Bishops and Schism

Here is something interesting about how heresies and schisms were handled at the Council of Nicea.

The Meletian schism was started by Bishop Meletius in the regions of Egypt as a rigorist movement that denied the sacraments to those who had equivocated during the Diocletian persecutions. Meltius began consecrating men to the episcopate (alone, not in the canonical mode of three consecrators). There were between 29 and 35 Melitian bishops by AD 325.

The Council of Nicea ruled that if reconciled the schismat Melitian bishops could function as Catholic bishops. They received something like an ordination to perfect what was lacking before the translated text of Nicea reads:

“but that those who have been placed by him [Meletius], after they have been confirmed by a more sacred laying on of hands, shall on these conditions be admitted to communion: that they shall both have their rank and the right to officiate.”
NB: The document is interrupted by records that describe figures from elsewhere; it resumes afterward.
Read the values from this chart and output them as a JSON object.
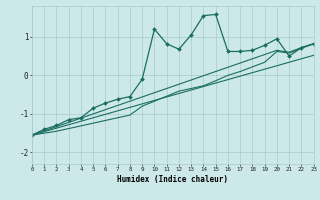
{
  "xlabel": "Humidex (Indice chaleur)",
  "bg_color": "#cce8e8",
  "grid_color": "#aacaca",
  "line_color": "#1a6e60",
  "x_data": [
    0,
    1,
    2,
    3,
    4,
    5,
    6,
    7,
    8,
    9,
    10,
    11,
    12,
    13,
    14,
    15,
    16,
    17,
    18,
    19,
    20,
    21,
    22,
    23
  ],
  "y_curve": [
    -1.55,
    -1.4,
    -1.3,
    -1.15,
    -1.1,
    -0.85,
    -0.72,
    -0.62,
    -0.55,
    -0.1,
    1.2,
    0.82,
    0.68,
    1.05,
    1.55,
    1.58,
    0.62,
    0.62,
    0.65,
    0.78,
    0.95,
    0.5,
    0.72,
    0.82
  ],
  "y_line1": [
    -1.55,
    -1.46,
    -1.37,
    -1.28,
    -1.19,
    -1.1,
    -1.01,
    -0.92,
    -0.83,
    -0.74,
    -0.65,
    -0.56,
    -0.47,
    -0.38,
    -0.29,
    -0.2,
    -0.11,
    -0.02,
    0.07,
    0.16,
    0.25,
    0.34,
    0.43,
    0.52
  ],
  "y_line2": [
    -1.55,
    -1.44,
    -1.33,
    -1.22,
    -1.11,
    -1.0,
    -0.89,
    -0.78,
    -0.67,
    -0.56,
    -0.45,
    -0.34,
    -0.23,
    -0.12,
    -0.01,
    0.1,
    0.21,
    0.32,
    0.43,
    0.54,
    0.65,
    0.6,
    0.72,
    0.82
  ],
  "y_line3": [
    -1.55,
    -1.5,
    -1.45,
    -1.38,
    -1.31,
    -1.24,
    -1.17,
    -1.1,
    -1.03,
    -0.8,
    -0.67,
    -0.54,
    -0.41,
    -0.34,
    -0.27,
    -0.14,
    0.0,
    0.1,
    0.22,
    0.34,
    0.62,
    0.58,
    0.7,
    0.82
  ],
  "xlim": [
    0,
    23
  ],
  "ylim": [
    -2.3,
    1.8
  ],
  "yticks": [
    -2,
    -1,
    0,
    1
  ],
  "xticks": [
    0,
    1,
    2,
    3,
    4,
    5,
    6,
    7,
    8,
    9,
    10,
    11,
    12,
    13,
    14,
    15,
    16,
    17,
    18,
    19,
    20,
    21,
    22,
    23
  ]
}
After receiving “more sacred laying on of hands” these Meletian bishops were allowed to function as bishops in Egypt under the close attention of the Patriarch of Alexandria and when seated Catholic bishops died, they were to be allowed to replace them in the Sees with permission of the Patriarch of Alexandria. As for Meletius, he was allowed to be called an “episcopos” but deprived of all episcopal faculties.

In the end, it seems that Meletius did not favor the graciousness of the Council but eventually joined up with the Arians.